Problem 2: My code passes all but one of your 108 tests when the tuple pairs are enclosed in a "List". Given ['TT', 'T.'] as input to your "oops all towers but one should be valid" test, my code produced [[(0, 0), (0, 1)], [(0, 0), (1, 0)]] but you were looking for [((0, 0), (0, 1)), ((0, 0), (1, 0))]. In this case, you are looking for the tuple pairs to be enclosed in a tuple instead of a List. In all other tests however, the tuple pairs are enclosed in Lists
I just checked that, and I'm still getting this message on a failed test:
[((0, 0), (1, 0)), ((0, 0), (0, 1))] should equal [((0, 0), (0, 1)), ((0, 0), (1, 0))]
I've fixed the ordered nature of coordinate pairs I believe. It should now be truly unordered (meaning it shouldn't care if you return, [[0, 0], [1, 1]] or [[1, 1,], [0, 0]]).

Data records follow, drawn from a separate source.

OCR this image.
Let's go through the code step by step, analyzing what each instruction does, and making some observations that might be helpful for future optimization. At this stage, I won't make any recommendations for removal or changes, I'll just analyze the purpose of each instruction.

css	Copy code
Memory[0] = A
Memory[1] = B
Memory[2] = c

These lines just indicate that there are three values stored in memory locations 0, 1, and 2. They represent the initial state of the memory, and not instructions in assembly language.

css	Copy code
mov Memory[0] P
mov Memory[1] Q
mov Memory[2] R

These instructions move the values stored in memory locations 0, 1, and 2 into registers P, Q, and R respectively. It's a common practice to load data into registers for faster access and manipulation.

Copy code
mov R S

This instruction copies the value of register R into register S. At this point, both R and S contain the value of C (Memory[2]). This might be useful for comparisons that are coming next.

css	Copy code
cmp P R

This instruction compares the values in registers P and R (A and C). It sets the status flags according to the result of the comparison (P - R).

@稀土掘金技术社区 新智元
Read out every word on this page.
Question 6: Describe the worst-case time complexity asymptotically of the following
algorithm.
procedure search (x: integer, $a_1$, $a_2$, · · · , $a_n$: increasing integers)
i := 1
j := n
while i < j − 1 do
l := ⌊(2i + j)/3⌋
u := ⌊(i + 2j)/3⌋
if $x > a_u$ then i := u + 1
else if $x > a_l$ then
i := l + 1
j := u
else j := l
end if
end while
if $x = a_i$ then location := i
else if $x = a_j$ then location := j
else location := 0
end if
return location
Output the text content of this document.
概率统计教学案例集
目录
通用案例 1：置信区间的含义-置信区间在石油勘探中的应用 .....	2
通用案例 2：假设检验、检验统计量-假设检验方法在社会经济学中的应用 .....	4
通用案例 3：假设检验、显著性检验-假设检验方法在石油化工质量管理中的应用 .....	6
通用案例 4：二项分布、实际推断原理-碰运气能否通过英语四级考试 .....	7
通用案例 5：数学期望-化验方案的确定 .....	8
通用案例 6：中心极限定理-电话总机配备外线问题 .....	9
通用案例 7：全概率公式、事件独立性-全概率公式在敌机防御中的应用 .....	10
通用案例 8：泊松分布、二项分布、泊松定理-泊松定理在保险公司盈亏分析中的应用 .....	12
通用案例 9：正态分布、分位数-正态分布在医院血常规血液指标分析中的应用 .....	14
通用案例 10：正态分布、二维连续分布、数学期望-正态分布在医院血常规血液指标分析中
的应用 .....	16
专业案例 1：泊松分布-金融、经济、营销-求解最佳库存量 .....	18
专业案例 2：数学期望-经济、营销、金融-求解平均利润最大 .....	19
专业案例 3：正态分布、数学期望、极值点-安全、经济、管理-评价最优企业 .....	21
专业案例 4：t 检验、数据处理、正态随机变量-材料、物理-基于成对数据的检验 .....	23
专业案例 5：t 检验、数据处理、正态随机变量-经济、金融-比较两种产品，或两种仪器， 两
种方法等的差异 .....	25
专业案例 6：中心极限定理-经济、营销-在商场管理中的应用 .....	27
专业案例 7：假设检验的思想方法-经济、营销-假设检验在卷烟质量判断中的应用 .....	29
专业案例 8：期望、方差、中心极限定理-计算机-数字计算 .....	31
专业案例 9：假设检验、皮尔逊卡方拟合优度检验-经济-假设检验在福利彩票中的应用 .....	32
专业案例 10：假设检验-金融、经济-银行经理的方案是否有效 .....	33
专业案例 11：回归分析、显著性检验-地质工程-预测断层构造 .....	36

I've fixed this in my update that I want to publish so I think I need to mark this as resolved before I publish it? Really weird if that's what I have to do.
Will update. Thank you. Edit: Updated.
`map' is shadowing a builtin
typo : both valid coordaintes
Use formatting conventions -> Each character can be one of three letters:
T | M | .
The function should return a set of tuples.